During an opening ceremony Saturday, Sberbank flaunted the 16,500-square-meter data center Yuzhny Port — the largest of its kind in Europe, demonstrating its latest capabilities through centralizing programs.
The data center, developed by Irish and Russian contractors in 15 months, cost about $1.2 billion, a sum the bank expects to pay off within 2 1/2 years. The data center will centralize and store all of the information from Sberbank's regional banks, diminishing the time required to implement banking services.
Sberbank plans to develop a second data center in Skolkovo, spanning 7,000 square meters with rentable storage space. The design plans received tier-3 certification on Nov. 2 from the Uptime Institute.
The Yuzhny Port facility also centralizes loan processing for private individuals and small businesses to decrease the time required to receive loans. Risk department vice president Vadim Kulik said the facility is one in a system of 28 centers integrated to process loans from 800 different locations around the country.
"Previously," Gref said in an interview with Vedomosti, "there was a very large problem at the bank involving frauds. … A person could step into 13 different branches in Moscow and receive credit 13 times. Each time they would be a new client. … We were not using credit history records — neither our own, nor other banks' records.

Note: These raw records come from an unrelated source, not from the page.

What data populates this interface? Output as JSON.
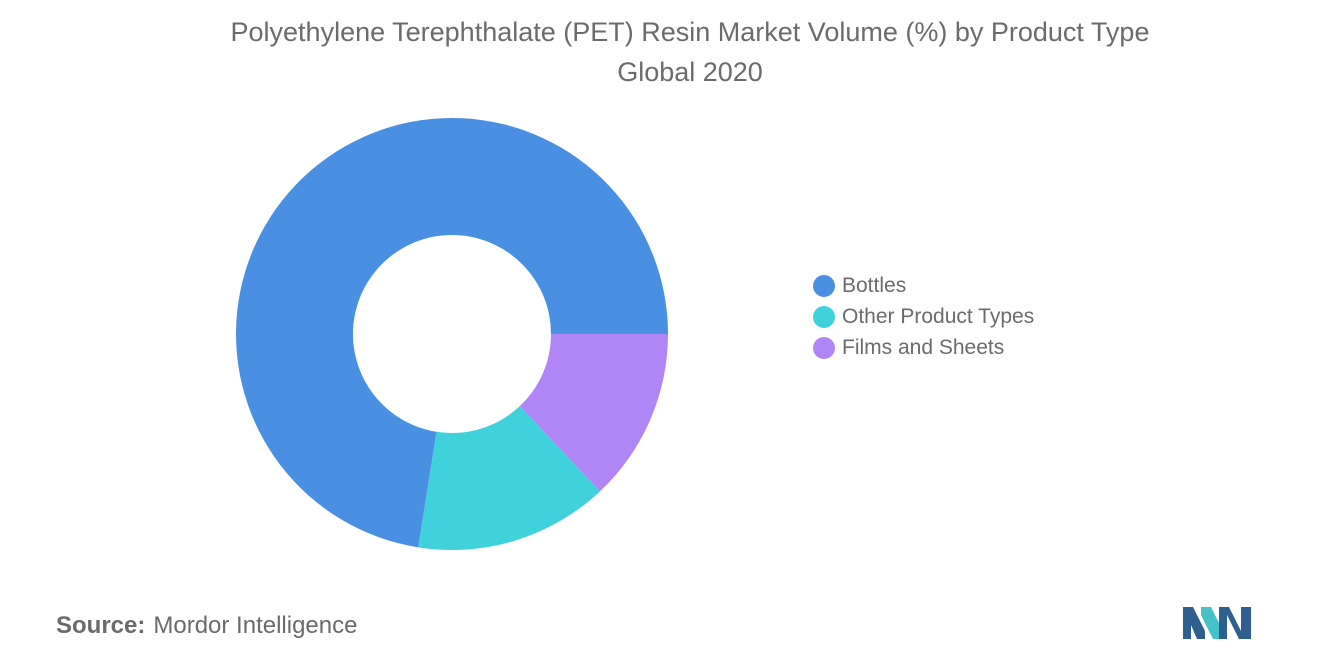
{
  "chart_data": {
    "type": "pie",
    "donut": true,
    "title": "Polyethylene Terephthalate (PET) Resin Market Volume (%) by Product Type",
    "subtitle": "Global 2020",
    "categories": [
      "Bottles",
      "Other Product Types",
      "Films and Sheets"
    ],
    "values": [
      72.5,
      14.5,
      13.0
    ],
    "colors": [
      "#4a90e2",
      "#3fd2db",
      "#b085f5"
    ],
    "legend_position": "right"
  },
  "source": {
    "label": "Source:",
    "text": "Mordor Intelligence"
  },
  "logo": {
    "icon": "mordor-intelligence-logo-icon",
    "colors": [
      "#2f5f8f",
      "#45c1c9"
    ]
  }
}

Now … frauds by individual persons have decreased 2 1/2 to 9 times."
Kulik said the previous system required 14 days to approve a paper application, but the new online integrated system approves loans in an average of 17 hours. Roughly 8 million individuals have participated in the program in the past three years, accounting for $100 million of loans each day.
In the past three years, Sberbank has made great strides to modernize and centralize all of its IT systems. "When our team arrived," Gref told Vedomosti on Friday, "[expenditures for IT] were 1.5 to 2 percent of turnover, and now that number is around 8 percent."